I suppose we slip into some bad habits after living together for almost 50 years. A premature death interrupts any intention of doing a few repairs. Perhaps it was just the rather natural and predictable case of our interests having grown in somewhat different directions. The foundational stuff would always be there; some of the decorating accessories clashed, a reminder that we each retained a measure of our own pre-marital selves, that we hadn’t merged personalities. Hell, we hadn’t even merged last names. Had cancer not visited us, I’m certain our marriage would have continued along its merry way. More time happy than unhappy. The thought of trying to find happiness with someone else laughable.
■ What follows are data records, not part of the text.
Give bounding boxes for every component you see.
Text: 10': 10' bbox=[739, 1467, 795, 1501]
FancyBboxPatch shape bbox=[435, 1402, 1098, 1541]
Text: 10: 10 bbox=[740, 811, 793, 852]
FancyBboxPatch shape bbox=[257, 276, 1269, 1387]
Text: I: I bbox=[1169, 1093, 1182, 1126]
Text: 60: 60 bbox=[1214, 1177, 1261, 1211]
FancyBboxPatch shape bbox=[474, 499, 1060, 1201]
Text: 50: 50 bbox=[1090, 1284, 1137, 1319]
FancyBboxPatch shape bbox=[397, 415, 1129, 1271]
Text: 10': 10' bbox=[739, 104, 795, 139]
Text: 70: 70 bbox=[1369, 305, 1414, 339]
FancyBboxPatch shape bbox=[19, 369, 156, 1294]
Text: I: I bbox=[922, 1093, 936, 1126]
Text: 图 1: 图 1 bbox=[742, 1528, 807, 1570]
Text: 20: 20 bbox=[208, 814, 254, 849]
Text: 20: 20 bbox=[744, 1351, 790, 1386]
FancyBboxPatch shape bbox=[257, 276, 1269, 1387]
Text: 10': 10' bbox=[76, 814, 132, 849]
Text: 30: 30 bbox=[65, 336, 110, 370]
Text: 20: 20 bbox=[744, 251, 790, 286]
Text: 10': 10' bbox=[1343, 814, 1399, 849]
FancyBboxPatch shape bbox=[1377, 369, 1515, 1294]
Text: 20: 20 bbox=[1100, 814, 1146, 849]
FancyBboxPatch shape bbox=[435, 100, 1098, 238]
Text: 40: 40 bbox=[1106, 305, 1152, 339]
There are probably lots of spouses out there, trapped in loveless marriages, who wish their spouse would contract a dread disease. Neither of us was ever going to be one of them. For being 70 years old we were pretty damned happy. Glad to see each other every time we did. Kind and thoughtful. Helpful and considerate. We had moved beyond passion, to devotion. It could have gone on a long time. Praise God that our relationship was in good shape when she entered her rapid decline. She had been anointed and received last rites and absolution two days before she died; her soul was in good shape, too. In her words, all would be well.
But I’m still here. You can see straight through the hole in my soul. How on earth can these things they call “celebrations of life” be celebrations if the main celebrants are all dissolved in tears? There are a lot of us, people who are going to miss the hell out of Nancy Gillespie.